Principle:Langfuse Langfuse Export Job Creation
| Knowledge Sources | |
|---|---|
| Domains | Batch Export, Job Scheduling, Data Pipeline |
| Last Updated | 2026-02-14 00:00 GMT |
Overview
Export Job Creation is the principle of initiating a long-running data export by persisting a job record and delegating the actual work to an asynchronous queue, thereby decoupling the user-facing request from the resource-intensive export processing.
Description
When a user requests a bulk data export in an LLM engineering platform, the operation may involve streaming millions of rows from an analytics database, transforming them into a specific file format, and uploading the result to blob storage. Performing this synchronously within an HTTP request-response cycle would lead to timeouts, memory pressure on the web server, and a poor user experience.
Export Job Creation addresses this by splitting the operation into two phases:
- Record Phase: A lightweight mutation creates a persistent job record in the primary database (PostgreSQL) with an initial status of QUEUED. This record serves as the single source of truth for the export's lifecycle. The record captures the user's query parameters, desired output format, project context, and the identity of the requesting user.
- Dispatch Phase: After the record is persisted, a message is enqueued onto a durable job queue (such as BullMQ backed by Redis). The message contains only the identifiers needed for the worker to retrieve full job details: the export record ID and the project ID. The queue provides durability, retry semantics, and rate limiting.
This two-phase approach provides several guarantees:
- Idempotency: The export record ID can be used as a deduplication key on the queue, preventing duplicate processing if the same job is enqueued more than once.
- Auditability: An audit log entry is created alongside the job record, tracking who initiated the export and when.
- RBAC enforcement: Authorization checks are performed at the creation boundary, before any work is dispatched. The user must hold the `batchExports:create` scope for the target project.
- Failure isolation: If the worker fails, the web server is unaffected. The job record's status can be updated to FAILED with diagnostic information.
Usage
Use Export Job Creation whenever:
- A data retrieval operation is expected to take longer than a typical HTTP timeout (30 seconds or more).
- The result is a file artifact (CSV, JSON, JSONL) that must be uploaded to external storage.
- You need to track the lifecycle of the operation (queued, processing, completed, failed, cancelled).
- Multiple users may initiate exports concurrently, requiring queue-based backpressure.
Theoretical Basis
The pattern follows the Command Query Responsibility Segregation (CQRS) and Asynchronous Command patterns. The theoretical workflow is:
1. User submits export request with parameters:
{ projectId, query: { tableName, filter, orderBy }, format, name }
2. Authorization check:
ASSERT user.hasScope("batchExports:create", projectId)
3. Persist job record:
record = INSERT INTO batchExport
(projectId, userId, status="QUEUED", name, format, query)
RETURN record.id
4. Create audit trail:
INSERT INTO auditLog
(resourceType="batchExport", resourceId=record.id, action="create")

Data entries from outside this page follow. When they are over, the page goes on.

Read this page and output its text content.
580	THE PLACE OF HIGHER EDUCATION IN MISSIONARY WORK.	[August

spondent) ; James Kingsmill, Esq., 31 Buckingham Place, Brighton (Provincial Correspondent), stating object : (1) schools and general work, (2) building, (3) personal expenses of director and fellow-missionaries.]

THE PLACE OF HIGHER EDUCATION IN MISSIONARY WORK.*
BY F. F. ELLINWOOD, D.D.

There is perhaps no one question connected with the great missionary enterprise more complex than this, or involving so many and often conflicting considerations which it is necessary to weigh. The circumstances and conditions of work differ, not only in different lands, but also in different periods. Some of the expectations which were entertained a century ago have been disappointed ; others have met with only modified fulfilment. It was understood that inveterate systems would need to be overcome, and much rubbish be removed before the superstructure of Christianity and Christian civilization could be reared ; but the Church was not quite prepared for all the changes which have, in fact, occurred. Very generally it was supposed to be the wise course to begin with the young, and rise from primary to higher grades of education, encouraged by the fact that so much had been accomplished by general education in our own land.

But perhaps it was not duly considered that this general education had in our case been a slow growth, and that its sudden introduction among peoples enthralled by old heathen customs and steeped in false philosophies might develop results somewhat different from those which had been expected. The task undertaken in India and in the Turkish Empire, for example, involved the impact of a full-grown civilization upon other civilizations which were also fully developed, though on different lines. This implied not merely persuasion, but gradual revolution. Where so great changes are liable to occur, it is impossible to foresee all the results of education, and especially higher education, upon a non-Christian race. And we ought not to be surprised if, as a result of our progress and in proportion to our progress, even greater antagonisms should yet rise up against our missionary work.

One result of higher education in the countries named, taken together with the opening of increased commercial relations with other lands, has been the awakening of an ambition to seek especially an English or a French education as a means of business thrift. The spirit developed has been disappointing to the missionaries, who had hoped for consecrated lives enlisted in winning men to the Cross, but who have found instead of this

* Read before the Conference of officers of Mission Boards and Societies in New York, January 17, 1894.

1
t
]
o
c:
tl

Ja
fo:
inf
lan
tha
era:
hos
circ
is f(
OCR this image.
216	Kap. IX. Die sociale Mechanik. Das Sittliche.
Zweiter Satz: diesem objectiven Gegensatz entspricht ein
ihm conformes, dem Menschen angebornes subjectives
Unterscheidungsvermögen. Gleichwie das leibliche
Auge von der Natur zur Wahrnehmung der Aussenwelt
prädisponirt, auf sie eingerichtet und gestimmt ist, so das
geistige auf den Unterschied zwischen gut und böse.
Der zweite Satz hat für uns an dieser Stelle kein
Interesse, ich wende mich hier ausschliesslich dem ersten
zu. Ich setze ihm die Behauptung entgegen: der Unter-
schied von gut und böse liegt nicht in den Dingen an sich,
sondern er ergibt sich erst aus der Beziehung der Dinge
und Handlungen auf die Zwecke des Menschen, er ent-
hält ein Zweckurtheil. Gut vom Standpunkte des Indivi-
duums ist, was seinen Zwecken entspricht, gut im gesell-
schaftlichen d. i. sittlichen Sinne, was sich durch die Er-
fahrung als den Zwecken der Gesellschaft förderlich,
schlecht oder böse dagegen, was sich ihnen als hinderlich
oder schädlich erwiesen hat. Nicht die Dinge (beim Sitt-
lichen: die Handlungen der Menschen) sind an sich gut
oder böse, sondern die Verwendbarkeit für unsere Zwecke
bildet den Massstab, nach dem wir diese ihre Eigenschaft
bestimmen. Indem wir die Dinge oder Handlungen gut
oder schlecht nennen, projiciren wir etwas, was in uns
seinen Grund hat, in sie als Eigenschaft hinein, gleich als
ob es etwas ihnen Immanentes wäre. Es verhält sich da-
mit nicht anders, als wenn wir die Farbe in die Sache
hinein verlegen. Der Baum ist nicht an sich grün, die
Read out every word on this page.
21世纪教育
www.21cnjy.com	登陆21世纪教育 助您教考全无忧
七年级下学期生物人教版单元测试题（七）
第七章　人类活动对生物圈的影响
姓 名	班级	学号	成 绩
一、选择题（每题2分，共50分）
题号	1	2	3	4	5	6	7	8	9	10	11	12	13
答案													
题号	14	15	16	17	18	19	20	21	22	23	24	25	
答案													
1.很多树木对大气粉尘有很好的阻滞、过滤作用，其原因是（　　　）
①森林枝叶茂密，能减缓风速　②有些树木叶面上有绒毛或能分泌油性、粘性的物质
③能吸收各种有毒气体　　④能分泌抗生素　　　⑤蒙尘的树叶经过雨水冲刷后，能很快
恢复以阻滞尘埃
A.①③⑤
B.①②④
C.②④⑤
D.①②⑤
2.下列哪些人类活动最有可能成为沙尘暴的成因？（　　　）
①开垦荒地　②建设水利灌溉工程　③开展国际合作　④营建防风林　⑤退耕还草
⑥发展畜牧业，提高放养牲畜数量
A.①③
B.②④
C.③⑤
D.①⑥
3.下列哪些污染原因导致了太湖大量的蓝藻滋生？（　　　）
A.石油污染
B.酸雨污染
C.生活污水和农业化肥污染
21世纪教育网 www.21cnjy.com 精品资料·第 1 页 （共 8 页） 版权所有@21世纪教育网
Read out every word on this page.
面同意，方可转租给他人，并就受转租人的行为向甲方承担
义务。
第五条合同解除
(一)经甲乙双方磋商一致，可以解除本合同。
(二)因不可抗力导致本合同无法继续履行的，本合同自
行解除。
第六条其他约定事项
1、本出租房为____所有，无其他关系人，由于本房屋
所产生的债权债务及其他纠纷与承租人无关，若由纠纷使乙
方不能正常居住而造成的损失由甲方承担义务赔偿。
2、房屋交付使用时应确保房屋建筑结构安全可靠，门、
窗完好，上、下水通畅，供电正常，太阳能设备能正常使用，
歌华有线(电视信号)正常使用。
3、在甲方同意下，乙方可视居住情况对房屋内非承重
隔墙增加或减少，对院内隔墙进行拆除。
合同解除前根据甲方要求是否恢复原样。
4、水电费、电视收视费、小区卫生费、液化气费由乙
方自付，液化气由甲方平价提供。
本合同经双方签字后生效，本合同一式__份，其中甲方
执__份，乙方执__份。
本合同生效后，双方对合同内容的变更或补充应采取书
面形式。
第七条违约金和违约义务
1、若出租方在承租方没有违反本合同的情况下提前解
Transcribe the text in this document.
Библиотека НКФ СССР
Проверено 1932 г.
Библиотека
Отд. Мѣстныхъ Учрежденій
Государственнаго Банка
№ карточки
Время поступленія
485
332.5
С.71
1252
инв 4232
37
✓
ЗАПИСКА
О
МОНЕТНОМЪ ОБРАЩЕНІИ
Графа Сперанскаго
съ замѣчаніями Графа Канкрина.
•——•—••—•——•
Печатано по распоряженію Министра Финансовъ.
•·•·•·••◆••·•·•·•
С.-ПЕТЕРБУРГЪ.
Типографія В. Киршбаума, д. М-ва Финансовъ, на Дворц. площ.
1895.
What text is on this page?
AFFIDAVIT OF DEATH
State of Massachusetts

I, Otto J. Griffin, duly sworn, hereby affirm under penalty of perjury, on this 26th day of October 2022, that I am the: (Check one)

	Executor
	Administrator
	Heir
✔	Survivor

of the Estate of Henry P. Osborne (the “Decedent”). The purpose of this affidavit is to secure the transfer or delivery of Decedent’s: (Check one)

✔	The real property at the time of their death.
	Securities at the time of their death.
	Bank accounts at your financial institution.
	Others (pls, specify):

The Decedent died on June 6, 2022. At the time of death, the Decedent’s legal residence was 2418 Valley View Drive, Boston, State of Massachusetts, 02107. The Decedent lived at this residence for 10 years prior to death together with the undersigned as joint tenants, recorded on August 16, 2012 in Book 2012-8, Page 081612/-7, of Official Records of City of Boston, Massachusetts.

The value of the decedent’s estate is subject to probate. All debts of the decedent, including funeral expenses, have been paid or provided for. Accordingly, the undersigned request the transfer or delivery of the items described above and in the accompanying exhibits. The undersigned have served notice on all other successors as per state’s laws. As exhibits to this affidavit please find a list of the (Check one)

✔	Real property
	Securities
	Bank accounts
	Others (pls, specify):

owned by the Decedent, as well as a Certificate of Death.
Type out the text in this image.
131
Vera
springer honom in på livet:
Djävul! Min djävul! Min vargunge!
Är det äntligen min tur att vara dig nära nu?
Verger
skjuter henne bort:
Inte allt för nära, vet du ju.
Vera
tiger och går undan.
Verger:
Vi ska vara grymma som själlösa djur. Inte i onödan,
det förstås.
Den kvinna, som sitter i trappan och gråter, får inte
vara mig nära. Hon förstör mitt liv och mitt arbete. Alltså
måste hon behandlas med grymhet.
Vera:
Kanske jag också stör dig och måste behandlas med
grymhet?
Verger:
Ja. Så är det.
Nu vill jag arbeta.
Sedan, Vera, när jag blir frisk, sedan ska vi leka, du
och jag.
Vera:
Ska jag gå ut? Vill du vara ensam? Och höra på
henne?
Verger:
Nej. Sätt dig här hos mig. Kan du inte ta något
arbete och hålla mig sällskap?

5. Enqueue asynchronous job:
ENQUEUE(queue="batch-export", payload={batchExportId: record.id, projectId})
-- Use record.id as deduplication key
6. Return success to user immediately
-- The user can poll the job status via a separate query endpoint
The deduplication key (step 5) ensures that even if the enqueue operation is retried due to transient failures, the worker will process the job at most once per unique export record. The status field on the record acts as a state machine with transitions: QUEUED -> PROCESSING -> COMPLETED | FAILED, with CANCELLED as a terminal state reachable from QUEUED.